First, what are core algorithm updates?
Google’s core algorithm updates are major changes in search that are designed to improve the results that users see. Google—as well as other search engines who release updates—is working to provide relevant and accurate information around the clock. Here’s how Google explains it:
“Our goal is always to provide you the most useful and relevant information. Any changes we make to Search are always to improve the usefulness of results you see. That’s why we never accept payment from anyone to be included in search results.”
You may not know it, but small changes in search happen every day, with larger changes (core algorithm updates) happening a few times a year. Rest assured that when larger updates are in the pipeline, Google gives advance notice (sometimes) so you can prepare for what’s ahead.

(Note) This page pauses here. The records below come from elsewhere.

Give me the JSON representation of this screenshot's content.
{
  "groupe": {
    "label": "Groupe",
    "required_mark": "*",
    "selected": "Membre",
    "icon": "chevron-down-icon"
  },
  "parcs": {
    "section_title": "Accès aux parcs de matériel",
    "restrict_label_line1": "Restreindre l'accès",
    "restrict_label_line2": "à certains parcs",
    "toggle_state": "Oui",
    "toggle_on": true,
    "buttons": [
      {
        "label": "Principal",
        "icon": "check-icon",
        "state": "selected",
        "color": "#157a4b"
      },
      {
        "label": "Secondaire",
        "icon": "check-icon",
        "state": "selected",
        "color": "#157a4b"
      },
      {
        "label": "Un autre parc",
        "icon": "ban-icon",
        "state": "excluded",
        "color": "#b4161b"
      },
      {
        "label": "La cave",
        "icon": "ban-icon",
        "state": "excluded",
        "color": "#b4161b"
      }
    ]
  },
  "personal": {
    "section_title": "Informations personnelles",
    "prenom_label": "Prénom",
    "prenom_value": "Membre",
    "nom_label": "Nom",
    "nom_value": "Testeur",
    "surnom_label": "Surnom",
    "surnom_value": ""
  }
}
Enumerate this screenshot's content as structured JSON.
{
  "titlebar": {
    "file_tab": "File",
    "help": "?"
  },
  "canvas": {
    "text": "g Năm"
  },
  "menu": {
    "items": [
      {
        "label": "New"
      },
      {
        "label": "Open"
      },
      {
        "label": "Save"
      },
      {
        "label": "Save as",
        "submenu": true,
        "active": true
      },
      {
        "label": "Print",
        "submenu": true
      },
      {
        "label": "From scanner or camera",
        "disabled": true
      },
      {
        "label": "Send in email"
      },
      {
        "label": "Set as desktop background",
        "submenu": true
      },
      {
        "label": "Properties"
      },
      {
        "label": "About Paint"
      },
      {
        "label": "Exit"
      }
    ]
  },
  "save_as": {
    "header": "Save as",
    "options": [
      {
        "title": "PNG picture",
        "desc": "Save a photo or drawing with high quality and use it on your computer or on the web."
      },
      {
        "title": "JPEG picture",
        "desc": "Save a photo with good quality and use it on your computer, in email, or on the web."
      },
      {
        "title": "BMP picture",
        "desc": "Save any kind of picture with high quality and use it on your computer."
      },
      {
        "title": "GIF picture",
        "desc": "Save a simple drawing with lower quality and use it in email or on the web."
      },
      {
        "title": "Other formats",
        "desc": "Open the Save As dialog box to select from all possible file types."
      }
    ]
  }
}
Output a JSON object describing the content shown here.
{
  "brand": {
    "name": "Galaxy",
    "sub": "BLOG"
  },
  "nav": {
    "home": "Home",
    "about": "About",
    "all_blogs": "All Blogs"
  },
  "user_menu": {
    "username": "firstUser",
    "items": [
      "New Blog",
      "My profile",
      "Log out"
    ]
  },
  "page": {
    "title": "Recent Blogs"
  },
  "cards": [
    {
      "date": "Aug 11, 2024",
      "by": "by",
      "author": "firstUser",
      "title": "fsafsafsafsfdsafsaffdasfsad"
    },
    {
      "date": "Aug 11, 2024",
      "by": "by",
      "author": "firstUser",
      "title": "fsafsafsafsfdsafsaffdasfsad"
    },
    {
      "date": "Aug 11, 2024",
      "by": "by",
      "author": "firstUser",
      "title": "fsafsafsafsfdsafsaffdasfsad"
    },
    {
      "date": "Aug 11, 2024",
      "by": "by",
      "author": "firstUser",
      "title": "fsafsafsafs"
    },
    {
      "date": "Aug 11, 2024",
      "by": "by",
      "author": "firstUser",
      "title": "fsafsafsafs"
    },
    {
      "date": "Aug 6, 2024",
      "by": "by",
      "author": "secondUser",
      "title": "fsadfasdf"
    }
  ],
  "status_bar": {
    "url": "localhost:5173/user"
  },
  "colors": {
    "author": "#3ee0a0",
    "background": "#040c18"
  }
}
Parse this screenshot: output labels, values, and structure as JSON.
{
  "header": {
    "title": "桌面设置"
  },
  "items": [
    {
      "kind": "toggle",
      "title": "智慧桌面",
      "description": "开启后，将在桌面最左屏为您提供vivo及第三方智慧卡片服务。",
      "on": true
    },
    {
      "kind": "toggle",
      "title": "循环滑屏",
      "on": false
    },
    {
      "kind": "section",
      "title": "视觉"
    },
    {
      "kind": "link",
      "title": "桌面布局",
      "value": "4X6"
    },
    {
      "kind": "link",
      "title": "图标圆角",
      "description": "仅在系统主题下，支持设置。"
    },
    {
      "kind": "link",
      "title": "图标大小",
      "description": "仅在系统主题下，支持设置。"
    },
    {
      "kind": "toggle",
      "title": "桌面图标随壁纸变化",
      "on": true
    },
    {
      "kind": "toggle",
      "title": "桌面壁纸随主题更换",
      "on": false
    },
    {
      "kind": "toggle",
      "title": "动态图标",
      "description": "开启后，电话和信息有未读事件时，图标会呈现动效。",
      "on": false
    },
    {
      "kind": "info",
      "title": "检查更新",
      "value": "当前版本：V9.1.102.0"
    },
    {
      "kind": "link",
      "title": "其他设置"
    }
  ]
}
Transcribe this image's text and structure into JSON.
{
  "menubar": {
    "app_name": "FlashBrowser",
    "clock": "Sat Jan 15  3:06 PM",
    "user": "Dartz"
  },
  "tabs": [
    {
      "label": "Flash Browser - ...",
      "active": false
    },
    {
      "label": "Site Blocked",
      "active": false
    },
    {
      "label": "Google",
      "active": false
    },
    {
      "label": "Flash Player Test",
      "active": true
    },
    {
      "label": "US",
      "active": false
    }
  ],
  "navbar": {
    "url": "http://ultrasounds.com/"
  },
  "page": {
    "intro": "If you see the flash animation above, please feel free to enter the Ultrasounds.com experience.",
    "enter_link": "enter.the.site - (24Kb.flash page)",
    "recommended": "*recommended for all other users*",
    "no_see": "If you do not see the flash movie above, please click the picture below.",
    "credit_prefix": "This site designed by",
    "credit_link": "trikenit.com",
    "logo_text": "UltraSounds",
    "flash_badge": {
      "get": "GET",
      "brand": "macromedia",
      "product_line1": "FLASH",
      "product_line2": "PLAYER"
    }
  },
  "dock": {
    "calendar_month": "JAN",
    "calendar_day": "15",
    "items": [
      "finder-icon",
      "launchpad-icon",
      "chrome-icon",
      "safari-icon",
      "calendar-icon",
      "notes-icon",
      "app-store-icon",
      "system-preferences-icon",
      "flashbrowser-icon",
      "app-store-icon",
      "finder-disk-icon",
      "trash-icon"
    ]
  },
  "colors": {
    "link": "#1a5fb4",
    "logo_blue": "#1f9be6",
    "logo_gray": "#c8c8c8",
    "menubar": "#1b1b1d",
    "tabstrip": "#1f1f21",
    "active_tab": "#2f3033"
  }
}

You can check Google’s Search Central Blog for notifications on confirmed algorithm changes and updates related to SEO.
What are some of the changes we’ll see as “Googlers”? (Google users?)
Google algorithm updates mostly relate to invisible guidelines on how a website can rank, but we may see some of these changes as users:
- Interface: Google may release an algorithm update if they want to change the interface of Google Search (on mobile devices or desktop computers). As users, we may see a change in how website listings appear or how news articles are displayed. But we could also see more significant changes—like differences in how a rich card is displayed or how much text is showing in a site snippet.
- Example: If you’ve used Google in the last two years or so, you probably also saw a brief time when Google started to display favicons in search results. For business owners that had favicons set, it looked—well, let’s just say it wouldn’t be our top choice. If you didn’t have your favicon set or it wasn’t up to date, you might have seen some rankings slip, and users would have been less likely to click on your website. Google reverted to favicon displays in January 2020.
- Quality of content: The main purpose of Google algorithm updates is to provide users with the best answers possible. So, as you can imagine, the quality of web content is always being evaluated to improve search results. That’s why no one sees the exact same search results on the first 10,000 pages of results (quality relies on relevance to your search history and demographic) or even the same search results day after day. If you’re anything like me, if you don’t jot down the business name now, it’s forever lost! Search results are constantly being improved.
What’s the point of Google algorithm updates?
“Google is committed to a free and open web.”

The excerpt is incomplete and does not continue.